In the present study, no correlation was found between the number of behavioral health clinic visits attended and the number of primary care visits attended in Year Two. One possible explanation for the lack of relationship could be that children who attended more behavioral health sessions did so because of more severe externalizing behavior problems or because their parent struggled to follow recommendations with adequate integrity. Thus, the family could have attended a large number of behavioral health sessions with little improvement in child behavior. In this case, the family may have continued to use primary care visits to address behavioral health concerns.
Limitations and Future Research
A primary limitation to this study is the lack of matched control group to lend further support that changes in from Year One to Year Two were due to behavioral health clinic contact. While age did not appear to function as a confound in this study, it is possible that other factors could have contributed to the decrease. Ideally, future research would include a comparison group matched for age, gender, and number of primary care visits in Year One who were never referred for behavioral health services. In addition, a third group of similarly matched children who were referred for behavioral health services at an agency outside the primary care clinic would provide information about the specific benefit of the integrated care model described in this study.

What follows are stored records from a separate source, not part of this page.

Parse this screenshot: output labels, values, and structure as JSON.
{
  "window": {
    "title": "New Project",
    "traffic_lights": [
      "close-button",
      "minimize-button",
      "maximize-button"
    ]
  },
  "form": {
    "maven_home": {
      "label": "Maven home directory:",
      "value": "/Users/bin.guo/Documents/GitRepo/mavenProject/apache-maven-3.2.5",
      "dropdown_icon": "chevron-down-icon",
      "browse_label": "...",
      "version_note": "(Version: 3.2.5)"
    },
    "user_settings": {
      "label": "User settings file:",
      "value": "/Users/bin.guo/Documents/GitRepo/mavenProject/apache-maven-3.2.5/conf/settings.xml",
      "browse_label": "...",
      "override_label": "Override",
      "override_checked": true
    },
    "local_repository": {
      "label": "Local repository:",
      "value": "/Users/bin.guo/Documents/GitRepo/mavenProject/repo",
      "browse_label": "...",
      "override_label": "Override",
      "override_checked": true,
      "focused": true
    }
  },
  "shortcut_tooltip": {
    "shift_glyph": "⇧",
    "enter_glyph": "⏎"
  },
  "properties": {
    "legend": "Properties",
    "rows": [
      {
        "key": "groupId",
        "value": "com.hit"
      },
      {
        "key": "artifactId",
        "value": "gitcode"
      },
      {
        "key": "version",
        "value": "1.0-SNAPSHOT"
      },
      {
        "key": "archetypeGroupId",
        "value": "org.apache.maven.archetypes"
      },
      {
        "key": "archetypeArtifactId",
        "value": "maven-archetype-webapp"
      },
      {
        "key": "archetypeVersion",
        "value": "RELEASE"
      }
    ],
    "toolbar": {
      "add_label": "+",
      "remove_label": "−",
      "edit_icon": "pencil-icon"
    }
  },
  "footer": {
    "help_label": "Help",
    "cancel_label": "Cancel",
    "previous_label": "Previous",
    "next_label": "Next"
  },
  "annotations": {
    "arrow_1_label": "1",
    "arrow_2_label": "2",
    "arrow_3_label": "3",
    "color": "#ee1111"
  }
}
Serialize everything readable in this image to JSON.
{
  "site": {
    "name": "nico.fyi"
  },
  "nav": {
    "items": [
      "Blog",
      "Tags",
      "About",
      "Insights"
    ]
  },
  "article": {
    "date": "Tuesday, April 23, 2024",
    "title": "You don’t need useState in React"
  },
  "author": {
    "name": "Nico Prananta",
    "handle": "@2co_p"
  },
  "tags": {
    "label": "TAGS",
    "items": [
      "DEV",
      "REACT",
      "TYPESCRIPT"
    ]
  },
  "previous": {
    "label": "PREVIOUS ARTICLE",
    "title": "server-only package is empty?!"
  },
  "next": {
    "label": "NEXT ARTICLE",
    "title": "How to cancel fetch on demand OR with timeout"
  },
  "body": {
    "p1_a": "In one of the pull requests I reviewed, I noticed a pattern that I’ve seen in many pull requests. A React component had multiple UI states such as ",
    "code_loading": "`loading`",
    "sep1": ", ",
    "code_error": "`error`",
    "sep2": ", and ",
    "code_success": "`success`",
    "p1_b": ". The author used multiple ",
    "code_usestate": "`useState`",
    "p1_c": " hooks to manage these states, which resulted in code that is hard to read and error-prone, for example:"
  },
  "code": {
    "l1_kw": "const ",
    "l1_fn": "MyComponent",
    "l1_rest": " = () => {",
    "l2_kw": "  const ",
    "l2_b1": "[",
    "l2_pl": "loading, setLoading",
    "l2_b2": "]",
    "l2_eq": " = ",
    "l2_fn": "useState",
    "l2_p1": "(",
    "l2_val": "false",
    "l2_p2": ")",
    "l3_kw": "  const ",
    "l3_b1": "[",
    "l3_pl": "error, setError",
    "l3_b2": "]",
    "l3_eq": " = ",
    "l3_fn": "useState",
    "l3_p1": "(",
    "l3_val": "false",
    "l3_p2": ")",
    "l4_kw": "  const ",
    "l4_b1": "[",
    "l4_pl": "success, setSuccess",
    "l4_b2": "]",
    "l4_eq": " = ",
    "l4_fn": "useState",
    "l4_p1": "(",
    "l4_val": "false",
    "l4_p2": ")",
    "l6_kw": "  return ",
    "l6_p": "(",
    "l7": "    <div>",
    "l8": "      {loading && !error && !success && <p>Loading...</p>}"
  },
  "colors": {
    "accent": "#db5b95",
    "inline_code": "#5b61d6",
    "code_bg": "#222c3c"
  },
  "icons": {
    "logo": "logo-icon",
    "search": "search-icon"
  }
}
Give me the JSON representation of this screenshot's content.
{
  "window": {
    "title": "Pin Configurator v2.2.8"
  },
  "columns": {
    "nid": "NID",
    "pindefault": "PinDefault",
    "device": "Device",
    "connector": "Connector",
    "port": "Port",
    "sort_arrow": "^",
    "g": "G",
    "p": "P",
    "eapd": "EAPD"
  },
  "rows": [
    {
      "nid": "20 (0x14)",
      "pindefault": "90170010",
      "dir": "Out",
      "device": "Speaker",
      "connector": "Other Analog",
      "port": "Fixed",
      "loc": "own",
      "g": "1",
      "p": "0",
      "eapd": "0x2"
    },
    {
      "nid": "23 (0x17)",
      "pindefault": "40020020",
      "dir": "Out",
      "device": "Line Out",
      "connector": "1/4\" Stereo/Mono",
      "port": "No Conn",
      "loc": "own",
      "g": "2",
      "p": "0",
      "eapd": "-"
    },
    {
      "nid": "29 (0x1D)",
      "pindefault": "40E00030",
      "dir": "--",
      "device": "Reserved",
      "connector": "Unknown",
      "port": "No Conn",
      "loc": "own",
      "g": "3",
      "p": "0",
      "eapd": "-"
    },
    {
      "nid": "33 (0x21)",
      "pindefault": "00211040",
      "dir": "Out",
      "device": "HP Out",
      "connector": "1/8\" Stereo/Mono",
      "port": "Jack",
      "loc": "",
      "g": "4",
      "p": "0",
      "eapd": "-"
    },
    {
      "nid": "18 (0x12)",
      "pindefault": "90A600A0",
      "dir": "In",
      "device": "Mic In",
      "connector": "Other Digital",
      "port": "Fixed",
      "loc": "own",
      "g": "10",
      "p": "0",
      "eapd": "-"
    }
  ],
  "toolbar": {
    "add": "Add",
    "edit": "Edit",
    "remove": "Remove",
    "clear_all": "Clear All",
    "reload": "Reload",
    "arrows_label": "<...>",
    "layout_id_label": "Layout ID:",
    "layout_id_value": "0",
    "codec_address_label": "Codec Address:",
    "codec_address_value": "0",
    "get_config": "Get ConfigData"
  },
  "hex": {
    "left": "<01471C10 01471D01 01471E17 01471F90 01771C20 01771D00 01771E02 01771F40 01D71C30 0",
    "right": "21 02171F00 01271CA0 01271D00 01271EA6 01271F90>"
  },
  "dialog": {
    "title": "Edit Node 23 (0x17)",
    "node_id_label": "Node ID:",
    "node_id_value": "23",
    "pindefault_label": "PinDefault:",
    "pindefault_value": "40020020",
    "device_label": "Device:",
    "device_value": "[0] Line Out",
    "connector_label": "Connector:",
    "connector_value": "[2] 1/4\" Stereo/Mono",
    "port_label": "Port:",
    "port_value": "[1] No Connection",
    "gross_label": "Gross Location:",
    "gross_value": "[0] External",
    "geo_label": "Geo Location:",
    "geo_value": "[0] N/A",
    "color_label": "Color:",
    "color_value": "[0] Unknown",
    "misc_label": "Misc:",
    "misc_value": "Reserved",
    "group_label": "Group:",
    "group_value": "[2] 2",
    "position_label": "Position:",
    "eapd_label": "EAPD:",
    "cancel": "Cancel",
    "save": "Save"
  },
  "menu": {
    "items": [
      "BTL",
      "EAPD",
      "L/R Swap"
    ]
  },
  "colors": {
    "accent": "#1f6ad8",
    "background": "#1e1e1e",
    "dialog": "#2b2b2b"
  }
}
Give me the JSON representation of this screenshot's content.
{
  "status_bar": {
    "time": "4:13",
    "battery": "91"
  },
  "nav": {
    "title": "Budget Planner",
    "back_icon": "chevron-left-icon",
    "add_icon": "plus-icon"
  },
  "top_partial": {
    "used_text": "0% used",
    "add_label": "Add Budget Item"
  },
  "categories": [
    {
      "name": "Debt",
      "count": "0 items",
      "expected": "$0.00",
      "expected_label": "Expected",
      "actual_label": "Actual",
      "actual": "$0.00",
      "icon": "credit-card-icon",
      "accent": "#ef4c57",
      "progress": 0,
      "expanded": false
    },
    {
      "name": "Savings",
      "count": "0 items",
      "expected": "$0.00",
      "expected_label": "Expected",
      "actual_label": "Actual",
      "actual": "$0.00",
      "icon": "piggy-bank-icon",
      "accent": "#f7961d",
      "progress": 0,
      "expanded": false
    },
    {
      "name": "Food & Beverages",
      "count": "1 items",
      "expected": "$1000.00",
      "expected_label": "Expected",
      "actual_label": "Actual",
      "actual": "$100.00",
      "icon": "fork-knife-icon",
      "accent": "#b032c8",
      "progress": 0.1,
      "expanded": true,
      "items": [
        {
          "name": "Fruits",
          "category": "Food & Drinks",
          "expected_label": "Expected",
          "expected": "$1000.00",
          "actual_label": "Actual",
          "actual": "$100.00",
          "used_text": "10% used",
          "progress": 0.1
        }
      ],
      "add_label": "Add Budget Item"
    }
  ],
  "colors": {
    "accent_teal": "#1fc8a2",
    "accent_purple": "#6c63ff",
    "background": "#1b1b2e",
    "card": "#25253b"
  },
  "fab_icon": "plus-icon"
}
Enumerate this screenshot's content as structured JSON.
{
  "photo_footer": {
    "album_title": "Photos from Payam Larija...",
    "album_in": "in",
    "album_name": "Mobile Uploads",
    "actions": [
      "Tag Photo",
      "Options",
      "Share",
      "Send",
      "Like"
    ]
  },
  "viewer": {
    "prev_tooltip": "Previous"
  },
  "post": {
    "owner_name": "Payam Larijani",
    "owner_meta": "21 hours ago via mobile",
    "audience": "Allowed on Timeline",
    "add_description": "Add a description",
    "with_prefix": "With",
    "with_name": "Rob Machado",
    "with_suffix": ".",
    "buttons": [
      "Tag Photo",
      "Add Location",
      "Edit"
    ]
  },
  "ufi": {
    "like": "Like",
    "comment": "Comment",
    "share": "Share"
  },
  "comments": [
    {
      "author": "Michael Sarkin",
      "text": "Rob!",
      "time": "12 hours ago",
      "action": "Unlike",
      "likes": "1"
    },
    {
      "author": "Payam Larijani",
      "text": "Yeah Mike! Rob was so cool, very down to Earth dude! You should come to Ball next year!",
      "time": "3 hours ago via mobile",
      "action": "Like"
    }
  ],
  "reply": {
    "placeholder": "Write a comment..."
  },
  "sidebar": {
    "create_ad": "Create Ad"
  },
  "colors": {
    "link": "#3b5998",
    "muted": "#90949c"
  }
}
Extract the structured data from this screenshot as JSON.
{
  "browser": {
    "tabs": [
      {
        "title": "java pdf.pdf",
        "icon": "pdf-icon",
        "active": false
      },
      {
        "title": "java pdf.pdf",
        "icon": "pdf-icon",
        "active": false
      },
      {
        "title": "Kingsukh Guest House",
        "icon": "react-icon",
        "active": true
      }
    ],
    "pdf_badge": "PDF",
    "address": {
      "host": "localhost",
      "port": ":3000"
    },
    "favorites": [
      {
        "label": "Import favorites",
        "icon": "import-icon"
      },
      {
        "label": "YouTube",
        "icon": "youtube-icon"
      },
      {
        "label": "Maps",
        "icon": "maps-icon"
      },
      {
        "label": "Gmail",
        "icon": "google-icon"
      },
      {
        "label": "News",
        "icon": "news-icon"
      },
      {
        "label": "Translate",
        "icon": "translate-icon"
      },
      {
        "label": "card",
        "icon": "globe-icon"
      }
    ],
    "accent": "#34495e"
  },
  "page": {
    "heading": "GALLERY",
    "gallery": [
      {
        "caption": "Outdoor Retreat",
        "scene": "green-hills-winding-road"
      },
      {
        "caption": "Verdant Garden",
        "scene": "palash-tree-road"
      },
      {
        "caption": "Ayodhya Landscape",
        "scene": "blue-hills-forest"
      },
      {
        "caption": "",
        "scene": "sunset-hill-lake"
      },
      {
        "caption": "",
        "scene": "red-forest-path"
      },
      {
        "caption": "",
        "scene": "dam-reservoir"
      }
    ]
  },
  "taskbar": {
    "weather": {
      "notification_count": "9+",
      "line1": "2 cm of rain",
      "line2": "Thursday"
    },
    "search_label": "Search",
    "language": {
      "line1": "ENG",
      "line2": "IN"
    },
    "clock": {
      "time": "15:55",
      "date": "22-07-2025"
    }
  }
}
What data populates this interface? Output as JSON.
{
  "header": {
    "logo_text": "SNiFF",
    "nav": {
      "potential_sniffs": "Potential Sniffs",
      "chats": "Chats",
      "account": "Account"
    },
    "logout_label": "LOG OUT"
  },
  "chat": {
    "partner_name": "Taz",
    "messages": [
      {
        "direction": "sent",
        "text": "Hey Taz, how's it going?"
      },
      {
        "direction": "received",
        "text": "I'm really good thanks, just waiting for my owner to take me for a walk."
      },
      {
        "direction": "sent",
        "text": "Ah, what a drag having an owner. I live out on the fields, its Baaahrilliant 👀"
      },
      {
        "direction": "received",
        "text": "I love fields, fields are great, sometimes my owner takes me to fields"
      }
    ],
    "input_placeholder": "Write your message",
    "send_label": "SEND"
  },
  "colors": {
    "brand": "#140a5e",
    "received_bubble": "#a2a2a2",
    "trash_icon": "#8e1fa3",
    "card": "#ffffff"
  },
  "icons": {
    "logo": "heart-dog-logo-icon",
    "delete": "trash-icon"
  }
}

In addition, another limitation to this study was the lack of outcome data on treatment effects. It is difficult to conclude with great certainty that decreased medical visits in Year Two was due to improvement in behavior problem without having information related to patient outcomes (e.g., symptoms and functioning). Furthermore, it is impossible to determine subject attrition rates due to the retrospective nature of this study. While attrition is a possible explanation for the observed decreases in medical visits, it is unlikely that a significant number of parents changed primary care settings for their children given that no other pediatric offices were in the area.
Further research could examine whether the reduction in medical use continues for years following behavioral health services, thus adding to overall decreased “cost” for both the patient and the physician. Additional research could also explore further factors that result in decreased medical use after behavioral health services are delivered. For example, behavior change in children or decreased parental stress may predict this phenomenon. In addition, it is possible that the decrease is more robust for a subgroup of patients (e.g., less severe behavior problems, responsive/adherent to treatment recommendations). Finally, further research about integration of behavioral health into rural areas need to be conducted.
This study provides further support to previous results showing that that treating behavioral health problems results in fewer office visits to physicians. This study further extended the previous research to a rural community where resources are limited and decreased medical use may have significant implications for patient quality of life.